A New Life for Old Rental Buildings
One of the biggest challenges that faces Victoria currently is housing affordability, in particular inexpensive rental housing close to downtown. People will tell you that in recent years there has been a dramatic increase in new rental stock downtown and on top of that, most new condo buildings in the core have provisions to ensure that they can be rented out. These new places are great, but they are not affordable and nor should they be. I fully support new stock coming in so that those that can afford them vacate their older apartment for someone else. What we need to ensure though, is that the existing older buildings stay in place.
So if those old buildings are not going anywhere, there still remains a significant challenge. While these buildings have been sitting there providing housing, the city around them has changed in a couple of different ways.
A Growing Core...
Fifty years ago the commercial core of the city was much smaller than it is now. Much of the affordable rental stock around Victoria was built at this time. In line with the times and the smaller commercial core, most of these buildings intentionally didn't engage well with the pedestrian environment. Instead, many of these buildings have a ground floor set below grade and significant landscaping that creates the illusion of a suburban yard, but they are not ever used as such. Now, many of these buildings are sitting in a much more urban context and because of the varied ground floors, they stand out.

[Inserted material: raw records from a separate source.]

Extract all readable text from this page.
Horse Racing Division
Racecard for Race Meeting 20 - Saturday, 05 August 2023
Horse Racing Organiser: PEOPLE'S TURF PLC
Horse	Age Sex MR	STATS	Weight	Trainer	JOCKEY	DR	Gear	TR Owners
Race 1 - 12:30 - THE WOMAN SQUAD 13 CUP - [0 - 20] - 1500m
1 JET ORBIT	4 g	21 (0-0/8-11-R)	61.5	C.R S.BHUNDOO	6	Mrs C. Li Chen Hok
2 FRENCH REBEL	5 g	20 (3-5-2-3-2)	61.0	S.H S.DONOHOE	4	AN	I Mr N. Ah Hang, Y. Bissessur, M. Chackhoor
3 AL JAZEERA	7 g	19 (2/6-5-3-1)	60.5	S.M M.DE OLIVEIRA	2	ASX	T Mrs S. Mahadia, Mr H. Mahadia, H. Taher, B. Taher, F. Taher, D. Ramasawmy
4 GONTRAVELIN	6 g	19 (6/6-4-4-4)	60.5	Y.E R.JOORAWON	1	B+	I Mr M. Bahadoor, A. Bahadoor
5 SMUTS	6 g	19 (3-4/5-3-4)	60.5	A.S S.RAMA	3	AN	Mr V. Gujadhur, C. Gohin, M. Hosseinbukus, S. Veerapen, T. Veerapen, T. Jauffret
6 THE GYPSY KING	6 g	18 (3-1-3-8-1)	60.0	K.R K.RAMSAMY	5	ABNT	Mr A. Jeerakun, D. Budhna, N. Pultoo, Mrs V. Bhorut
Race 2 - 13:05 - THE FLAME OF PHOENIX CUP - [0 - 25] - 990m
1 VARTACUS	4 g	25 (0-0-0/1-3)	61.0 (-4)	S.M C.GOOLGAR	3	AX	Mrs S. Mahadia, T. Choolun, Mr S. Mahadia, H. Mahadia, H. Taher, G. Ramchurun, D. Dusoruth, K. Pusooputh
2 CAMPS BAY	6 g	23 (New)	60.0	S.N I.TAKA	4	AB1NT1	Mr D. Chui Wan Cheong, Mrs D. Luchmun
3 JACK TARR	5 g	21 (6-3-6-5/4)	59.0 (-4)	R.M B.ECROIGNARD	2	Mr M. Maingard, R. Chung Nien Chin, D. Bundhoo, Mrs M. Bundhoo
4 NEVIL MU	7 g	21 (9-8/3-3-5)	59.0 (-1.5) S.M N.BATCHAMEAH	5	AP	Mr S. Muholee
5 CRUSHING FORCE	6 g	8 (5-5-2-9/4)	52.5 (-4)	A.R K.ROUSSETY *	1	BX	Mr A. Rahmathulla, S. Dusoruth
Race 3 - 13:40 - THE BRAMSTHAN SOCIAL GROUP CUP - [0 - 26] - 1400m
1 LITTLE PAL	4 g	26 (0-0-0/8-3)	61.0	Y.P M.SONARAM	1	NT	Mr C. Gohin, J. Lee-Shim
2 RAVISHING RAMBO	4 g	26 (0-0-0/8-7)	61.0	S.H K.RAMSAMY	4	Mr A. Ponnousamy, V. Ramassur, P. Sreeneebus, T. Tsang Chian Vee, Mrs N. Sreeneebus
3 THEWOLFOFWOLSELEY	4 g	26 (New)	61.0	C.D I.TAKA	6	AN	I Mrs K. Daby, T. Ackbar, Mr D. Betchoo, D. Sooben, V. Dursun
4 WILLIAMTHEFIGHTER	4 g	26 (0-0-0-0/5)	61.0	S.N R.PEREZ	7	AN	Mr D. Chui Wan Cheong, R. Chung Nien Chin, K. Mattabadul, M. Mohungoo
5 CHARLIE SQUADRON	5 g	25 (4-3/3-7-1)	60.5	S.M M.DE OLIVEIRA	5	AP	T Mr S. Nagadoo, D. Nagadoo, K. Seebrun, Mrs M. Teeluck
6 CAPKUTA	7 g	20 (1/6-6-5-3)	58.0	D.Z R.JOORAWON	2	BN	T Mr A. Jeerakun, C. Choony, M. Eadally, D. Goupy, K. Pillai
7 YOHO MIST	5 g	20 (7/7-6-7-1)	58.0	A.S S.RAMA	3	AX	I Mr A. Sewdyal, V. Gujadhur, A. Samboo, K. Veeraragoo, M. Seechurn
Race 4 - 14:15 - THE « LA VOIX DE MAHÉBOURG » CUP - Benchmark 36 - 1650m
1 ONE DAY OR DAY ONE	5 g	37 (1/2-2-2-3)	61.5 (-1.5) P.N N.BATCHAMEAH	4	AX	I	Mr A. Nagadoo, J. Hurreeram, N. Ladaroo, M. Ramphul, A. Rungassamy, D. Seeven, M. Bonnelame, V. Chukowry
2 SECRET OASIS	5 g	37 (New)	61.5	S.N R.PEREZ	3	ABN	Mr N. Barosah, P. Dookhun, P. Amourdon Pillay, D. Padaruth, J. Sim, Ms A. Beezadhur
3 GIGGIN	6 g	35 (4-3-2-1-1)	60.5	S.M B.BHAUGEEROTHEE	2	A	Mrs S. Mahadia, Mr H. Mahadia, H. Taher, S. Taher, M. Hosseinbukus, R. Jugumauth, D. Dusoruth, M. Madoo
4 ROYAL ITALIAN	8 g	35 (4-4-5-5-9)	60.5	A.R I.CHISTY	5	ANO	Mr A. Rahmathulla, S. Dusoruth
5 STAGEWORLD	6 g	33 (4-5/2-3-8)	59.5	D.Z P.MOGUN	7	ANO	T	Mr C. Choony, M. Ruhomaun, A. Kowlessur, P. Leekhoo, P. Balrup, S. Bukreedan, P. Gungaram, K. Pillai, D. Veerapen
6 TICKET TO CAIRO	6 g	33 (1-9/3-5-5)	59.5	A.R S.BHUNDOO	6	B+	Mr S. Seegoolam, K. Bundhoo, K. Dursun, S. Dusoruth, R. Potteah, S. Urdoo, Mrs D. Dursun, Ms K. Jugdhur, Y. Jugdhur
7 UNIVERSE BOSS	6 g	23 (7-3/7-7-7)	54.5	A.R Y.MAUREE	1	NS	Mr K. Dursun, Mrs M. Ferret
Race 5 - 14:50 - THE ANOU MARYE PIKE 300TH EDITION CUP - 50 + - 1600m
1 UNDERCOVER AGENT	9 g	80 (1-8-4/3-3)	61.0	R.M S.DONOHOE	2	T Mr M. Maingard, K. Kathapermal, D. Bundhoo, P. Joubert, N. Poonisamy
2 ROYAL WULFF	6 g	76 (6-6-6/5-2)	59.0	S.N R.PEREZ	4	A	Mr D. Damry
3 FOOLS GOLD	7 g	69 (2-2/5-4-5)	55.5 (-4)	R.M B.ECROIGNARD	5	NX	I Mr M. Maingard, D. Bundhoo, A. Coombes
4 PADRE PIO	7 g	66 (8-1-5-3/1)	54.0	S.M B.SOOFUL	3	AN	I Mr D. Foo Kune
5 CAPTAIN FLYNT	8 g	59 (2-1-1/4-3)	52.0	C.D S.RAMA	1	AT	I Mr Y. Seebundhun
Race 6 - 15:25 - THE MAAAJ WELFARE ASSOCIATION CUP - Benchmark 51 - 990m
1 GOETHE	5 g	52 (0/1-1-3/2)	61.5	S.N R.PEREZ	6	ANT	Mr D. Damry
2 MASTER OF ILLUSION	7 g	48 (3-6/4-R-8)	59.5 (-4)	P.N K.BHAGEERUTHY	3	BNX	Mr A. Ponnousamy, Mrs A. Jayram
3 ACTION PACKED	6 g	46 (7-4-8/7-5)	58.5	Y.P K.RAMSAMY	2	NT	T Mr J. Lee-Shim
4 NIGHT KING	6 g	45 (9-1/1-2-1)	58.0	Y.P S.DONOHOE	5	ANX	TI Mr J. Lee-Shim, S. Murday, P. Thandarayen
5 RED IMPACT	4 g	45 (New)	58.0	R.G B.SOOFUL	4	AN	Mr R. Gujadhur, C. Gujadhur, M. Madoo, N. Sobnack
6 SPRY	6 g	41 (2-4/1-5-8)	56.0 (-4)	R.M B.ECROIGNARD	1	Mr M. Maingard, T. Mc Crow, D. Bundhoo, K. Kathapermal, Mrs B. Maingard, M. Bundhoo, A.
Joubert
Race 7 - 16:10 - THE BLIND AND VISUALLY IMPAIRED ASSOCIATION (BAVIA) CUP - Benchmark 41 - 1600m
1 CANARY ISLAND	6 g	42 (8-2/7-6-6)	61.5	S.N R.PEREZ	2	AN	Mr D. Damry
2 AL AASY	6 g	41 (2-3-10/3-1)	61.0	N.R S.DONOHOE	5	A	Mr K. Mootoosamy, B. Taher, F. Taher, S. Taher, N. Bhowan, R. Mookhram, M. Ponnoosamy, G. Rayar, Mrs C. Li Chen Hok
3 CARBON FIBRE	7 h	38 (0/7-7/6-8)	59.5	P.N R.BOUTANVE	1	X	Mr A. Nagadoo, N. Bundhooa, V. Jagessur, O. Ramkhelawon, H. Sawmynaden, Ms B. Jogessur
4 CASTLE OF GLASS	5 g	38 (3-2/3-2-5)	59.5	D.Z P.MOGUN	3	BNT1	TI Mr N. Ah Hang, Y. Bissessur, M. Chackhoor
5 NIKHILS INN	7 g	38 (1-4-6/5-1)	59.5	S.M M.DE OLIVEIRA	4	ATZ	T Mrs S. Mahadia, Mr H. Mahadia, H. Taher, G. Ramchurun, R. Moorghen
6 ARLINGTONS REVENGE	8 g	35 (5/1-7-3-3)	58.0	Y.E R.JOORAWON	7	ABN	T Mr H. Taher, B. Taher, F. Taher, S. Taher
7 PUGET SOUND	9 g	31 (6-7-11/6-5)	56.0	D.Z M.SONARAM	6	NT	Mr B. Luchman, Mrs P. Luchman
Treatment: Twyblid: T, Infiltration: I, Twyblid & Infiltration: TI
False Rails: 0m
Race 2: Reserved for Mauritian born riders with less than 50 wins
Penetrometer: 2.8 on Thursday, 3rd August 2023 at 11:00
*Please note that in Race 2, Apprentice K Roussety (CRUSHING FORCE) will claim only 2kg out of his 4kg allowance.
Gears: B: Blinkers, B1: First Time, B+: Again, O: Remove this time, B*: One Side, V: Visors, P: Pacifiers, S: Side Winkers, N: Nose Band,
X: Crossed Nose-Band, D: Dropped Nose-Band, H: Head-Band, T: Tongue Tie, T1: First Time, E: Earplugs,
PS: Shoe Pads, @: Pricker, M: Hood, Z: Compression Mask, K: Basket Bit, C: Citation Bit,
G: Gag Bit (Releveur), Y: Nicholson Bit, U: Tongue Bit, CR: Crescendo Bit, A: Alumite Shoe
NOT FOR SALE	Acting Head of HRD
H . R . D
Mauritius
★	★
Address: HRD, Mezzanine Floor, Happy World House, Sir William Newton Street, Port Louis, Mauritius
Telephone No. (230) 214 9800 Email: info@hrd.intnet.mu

It is this clear difference in building context that is making these rental apartments vulnerable to development pressures. Based on building age; how well it has been maintained over the years; and where it sits in the city; these buildings can stand out like sore thumbs, while also creating a significant gap in the urban fabric.
Cheap Land for Cars!!!
Another problem you will see a lot with older buildings is that rather than landscaping the grounds, the area was used for car storage. This car storage can be an enclosed space or it may be actual surface parking. In either situation, the building is cut off from the sidewalk and in some cases has created an intimidating space for people. While many will say that the parking space is still needed, as most people still want to have a car, a growing proportion of young people, those that will be most likely to be living in rental housing, are moving away from vehicle ownership. With more and more services being available downtown and the increase in car shares there is less reason for an urban youth to own their own car in Victoria. It may take another twenty years, but there will be a time when are trying to figure out what to do with all that underground parking.
Changing while Retaining
So we are now in some ways faced with the dilemma of either demolishing affordable rentals for new buildings or being stuck with buildings that are not well integrated into their surroundings. I think that there is another option that can solve both problems in a similar way.
For the first challenge, those buildings with their suburban front yards, it wouldn't take much to add a little bit of commercial space to the front. While you would be losing a few of the rental spaces they would be the least desirable and the roof of the commercial could be converted into large decks for those on the second floor. This new commercial space would improve the urban fabric in front and let the buildings serve as affordable housing for many years to come. The example I have used is the Villa Mistral in North Park Village.
Looking at buildings that have a car oriented ground floor, the treatment could be similar. If it is simply surface parking, an addition to the one above could still work. I thought I would take on a more controversial one though with View Towers and its ground floor parkade. A relatively simple change here to commercial frontage, done well, could give people something to look at other than the terrible cinder blocks that make up the current parking area. Personally, I think that if View Street had shops and cafes along it to look at, almost no one would bother to look up at the building (that said, I kind of like View Towers).
One of the few properties that I am aware of that has been adapted from a car-centric ground floor to one with commercial is just across Quadra Street at the Chelsea.
Are there buildings that have been adapted in this way that you know about in Victoria? What would be your first choice for fixing up a building like this?